The public service has been nearly dismantled into “public choice” vehicles for the market to rule. This is via privatisation and mysterious liaisons with the corporate sector and via Cabinet intervention. In further corrupting the public service ideal, scrutiny of Cabinet rule is silenced through the defunding of relevant bodies such as the National Audit Commission and stacking of bodies such as the Administrative Appeals Tribunal. Federal Cabinet considers a properly funded federal ICAC with teeth – now a widespread demand from public scandals – an anathema.

The vital role of the free press is perverted by Australia’s highly concentrated media ownership, by News Corps’ state funding and liaisons, whereas Nine Media cannot quite afford to lose its “moderate” print readers. Furthermore, huge numbers of journalists are made redundant, journalists who dare raise uncomfortable issues for the government are raided by the AFP, which is still unaccountable, and the ABC is nearly becoming state media. The mainstream media normalises Scott Morrison’s brazen assaults on our institutions and is complicit, albeit often through fear.
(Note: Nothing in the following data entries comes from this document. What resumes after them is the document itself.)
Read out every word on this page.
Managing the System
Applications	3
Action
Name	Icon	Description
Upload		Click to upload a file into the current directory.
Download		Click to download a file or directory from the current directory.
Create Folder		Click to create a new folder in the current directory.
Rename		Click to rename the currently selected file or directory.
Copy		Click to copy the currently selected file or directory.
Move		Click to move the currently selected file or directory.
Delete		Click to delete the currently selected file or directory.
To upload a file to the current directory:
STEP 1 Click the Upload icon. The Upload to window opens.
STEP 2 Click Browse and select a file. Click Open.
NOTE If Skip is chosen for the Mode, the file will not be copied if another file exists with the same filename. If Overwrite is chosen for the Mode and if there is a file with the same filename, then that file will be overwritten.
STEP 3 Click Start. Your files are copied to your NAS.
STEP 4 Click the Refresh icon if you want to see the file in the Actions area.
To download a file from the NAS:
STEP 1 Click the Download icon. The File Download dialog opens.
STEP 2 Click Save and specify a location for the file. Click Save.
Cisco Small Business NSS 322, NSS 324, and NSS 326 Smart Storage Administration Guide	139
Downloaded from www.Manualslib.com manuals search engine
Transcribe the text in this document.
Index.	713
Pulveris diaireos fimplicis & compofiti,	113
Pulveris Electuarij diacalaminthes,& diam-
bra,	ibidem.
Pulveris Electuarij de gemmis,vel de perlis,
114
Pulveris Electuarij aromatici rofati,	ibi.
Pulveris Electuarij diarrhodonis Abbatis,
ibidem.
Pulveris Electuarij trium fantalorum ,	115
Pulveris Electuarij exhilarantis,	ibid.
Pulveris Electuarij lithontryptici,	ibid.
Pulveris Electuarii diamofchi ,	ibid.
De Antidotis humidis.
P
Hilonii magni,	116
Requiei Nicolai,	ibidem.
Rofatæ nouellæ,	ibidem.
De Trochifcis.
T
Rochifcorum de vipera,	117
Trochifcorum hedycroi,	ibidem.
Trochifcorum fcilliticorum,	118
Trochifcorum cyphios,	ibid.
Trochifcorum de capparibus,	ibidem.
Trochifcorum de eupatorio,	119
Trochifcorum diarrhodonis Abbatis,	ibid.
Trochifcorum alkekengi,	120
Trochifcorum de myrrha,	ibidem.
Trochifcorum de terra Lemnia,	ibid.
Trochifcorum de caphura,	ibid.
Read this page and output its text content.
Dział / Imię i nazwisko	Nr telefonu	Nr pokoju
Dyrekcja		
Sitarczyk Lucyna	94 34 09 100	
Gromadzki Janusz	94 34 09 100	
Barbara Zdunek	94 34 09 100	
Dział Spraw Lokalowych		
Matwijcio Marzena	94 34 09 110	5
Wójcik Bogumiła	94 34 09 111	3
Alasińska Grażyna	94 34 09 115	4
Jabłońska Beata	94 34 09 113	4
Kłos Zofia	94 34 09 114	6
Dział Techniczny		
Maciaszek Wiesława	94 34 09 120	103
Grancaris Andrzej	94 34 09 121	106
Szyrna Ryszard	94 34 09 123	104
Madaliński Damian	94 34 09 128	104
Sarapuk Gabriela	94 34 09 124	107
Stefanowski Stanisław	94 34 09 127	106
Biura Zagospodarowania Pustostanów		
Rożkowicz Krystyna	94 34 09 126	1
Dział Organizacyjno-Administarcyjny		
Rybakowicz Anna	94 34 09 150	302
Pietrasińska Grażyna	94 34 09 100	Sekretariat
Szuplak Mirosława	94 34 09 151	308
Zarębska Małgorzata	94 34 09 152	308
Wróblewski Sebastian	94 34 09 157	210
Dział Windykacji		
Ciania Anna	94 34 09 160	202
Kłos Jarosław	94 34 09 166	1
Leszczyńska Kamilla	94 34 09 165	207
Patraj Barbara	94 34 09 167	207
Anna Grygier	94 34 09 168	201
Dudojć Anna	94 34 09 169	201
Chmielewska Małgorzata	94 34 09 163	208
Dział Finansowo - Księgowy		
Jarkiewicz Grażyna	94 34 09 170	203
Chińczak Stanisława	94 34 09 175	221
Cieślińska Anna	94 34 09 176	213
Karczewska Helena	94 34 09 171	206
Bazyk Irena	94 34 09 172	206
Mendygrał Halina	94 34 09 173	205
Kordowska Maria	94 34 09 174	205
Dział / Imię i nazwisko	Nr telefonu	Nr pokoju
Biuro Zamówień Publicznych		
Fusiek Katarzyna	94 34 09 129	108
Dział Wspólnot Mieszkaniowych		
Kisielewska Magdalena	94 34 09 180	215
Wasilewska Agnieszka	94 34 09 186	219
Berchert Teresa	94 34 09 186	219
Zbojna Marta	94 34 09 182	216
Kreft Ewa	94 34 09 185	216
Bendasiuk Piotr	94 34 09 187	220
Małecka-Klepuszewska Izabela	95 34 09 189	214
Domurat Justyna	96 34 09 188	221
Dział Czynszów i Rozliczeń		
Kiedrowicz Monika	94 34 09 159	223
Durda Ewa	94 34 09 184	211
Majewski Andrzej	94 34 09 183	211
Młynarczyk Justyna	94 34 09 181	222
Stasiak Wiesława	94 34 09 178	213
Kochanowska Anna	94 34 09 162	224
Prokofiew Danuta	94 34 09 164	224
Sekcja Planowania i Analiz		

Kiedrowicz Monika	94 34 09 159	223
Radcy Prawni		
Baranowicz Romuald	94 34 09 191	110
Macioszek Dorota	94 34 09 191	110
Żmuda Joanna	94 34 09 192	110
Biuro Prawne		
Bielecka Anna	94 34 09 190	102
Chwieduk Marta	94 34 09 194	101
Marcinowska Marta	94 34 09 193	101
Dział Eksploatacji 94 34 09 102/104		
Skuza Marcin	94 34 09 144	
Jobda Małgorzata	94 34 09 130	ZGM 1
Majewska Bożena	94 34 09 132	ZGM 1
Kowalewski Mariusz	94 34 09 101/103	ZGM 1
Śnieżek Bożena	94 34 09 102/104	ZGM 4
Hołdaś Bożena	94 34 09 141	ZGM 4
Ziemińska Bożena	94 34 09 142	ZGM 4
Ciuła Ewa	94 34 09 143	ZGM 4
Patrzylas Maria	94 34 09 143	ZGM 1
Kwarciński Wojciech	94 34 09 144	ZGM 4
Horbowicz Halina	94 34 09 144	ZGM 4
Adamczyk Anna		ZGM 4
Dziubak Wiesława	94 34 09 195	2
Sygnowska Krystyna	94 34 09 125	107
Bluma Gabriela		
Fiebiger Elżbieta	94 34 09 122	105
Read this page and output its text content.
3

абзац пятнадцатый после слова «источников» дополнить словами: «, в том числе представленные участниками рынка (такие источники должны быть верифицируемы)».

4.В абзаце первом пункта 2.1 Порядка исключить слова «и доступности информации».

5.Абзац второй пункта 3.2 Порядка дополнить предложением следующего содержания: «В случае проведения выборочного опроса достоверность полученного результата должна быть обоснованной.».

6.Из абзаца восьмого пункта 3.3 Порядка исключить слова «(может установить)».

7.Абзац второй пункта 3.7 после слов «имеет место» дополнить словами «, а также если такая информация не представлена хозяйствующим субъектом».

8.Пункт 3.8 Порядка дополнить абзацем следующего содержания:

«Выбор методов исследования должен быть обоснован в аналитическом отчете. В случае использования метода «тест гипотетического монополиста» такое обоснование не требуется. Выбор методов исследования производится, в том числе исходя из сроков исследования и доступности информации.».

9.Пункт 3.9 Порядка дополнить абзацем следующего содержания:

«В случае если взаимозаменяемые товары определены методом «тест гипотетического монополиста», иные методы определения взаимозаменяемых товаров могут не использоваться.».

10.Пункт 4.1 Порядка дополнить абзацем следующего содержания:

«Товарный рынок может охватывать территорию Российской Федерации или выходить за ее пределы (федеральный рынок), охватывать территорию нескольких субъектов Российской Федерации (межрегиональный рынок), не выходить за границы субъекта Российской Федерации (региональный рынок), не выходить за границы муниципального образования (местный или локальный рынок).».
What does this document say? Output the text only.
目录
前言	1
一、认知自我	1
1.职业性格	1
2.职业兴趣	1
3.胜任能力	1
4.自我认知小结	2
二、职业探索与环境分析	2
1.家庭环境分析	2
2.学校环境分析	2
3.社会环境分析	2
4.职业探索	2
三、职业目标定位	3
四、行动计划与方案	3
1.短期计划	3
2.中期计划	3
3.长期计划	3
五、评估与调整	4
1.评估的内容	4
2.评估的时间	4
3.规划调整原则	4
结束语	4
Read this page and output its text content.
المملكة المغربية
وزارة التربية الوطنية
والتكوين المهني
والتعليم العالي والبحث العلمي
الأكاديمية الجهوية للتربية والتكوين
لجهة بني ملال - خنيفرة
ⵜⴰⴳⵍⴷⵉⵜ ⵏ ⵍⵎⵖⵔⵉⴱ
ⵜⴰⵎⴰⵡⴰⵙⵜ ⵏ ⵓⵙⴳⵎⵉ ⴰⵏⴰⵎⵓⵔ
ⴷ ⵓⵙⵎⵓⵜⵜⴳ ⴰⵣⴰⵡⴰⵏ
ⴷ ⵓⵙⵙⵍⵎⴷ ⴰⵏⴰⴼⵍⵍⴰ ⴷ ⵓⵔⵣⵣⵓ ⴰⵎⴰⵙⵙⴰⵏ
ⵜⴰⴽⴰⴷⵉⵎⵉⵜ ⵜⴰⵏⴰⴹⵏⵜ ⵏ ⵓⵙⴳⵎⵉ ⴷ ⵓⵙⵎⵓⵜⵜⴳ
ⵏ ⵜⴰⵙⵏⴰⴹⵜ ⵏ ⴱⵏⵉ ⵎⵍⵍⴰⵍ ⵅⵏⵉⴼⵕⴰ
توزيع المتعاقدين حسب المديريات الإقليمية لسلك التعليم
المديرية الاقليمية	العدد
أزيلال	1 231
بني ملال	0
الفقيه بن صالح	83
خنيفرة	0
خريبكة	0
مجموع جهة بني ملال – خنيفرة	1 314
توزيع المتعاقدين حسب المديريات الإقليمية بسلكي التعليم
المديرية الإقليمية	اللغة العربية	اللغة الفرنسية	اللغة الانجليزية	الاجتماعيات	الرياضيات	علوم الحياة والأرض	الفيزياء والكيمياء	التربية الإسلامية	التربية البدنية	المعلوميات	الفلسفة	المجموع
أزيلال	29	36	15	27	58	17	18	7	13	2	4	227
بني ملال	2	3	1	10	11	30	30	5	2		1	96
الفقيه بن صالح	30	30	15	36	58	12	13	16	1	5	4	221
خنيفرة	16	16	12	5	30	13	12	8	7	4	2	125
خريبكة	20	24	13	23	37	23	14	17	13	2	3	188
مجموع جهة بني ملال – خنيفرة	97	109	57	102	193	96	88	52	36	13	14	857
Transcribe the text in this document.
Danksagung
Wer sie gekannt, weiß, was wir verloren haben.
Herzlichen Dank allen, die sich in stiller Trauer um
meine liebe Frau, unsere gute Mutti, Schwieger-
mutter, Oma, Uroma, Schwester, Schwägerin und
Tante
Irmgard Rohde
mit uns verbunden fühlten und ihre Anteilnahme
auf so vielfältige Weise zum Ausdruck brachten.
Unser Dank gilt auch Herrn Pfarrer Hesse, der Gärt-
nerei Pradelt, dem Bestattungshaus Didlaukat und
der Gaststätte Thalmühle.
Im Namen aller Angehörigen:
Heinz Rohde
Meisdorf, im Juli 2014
Further results of weak constitutional safeguards (still nothing like Weimar) are the “race powers”; the problem of secret trials (the ‘national interest’ is invented against Bernard Collaery, David McBride, and others) and the omission of Cabinet and political parties. No policies are pursued, except childcare, because Labor is running scared. In fact he denies the “Opposition” in his title with his fatuous comments, leaving the Liberal National Party as a one-party rule that does not deign to answer questions. Somehow, Parliament must convene more regularly, with Dorothy Dixers banned, with more speaking time allotted to Independents.

As well, Labor made an ICAC difficult by passing a Coalition bill allowing property developers to get around state donation laws and give secret donations to political parties.  Whereas Paul Keating continually accused the LNP of wanting a return to the Master-Servant Act – an example of actual opposition – this ALP Leader is silent. The same applies to attacks on industry super and its media outlet The New Daily.

Trends are not predictions, and can be reversed – through instigating a federal ICAC with teeth, policies that promote full employment with living wages and conditions, and consistent forceful policy against the climate disaster.

It is possible to bring out the best in people, to improve our public institutions, proactively tackle obvious problems, and selectively renationalise key institutions. Society is always antagonistic over class, leading to charges of class warfare, and politically it’s wrong to seek fake compromises, but divisions rise with Black Deaths in Prison, the virtual torture of asylum seekers and the appallingly high death rates due to domestive and family violence. All dismissed by the LNP as “cultural wars”. The need to  recapture democratic safeguards must be tested against the Weimar list – how authoritarian are our institutions?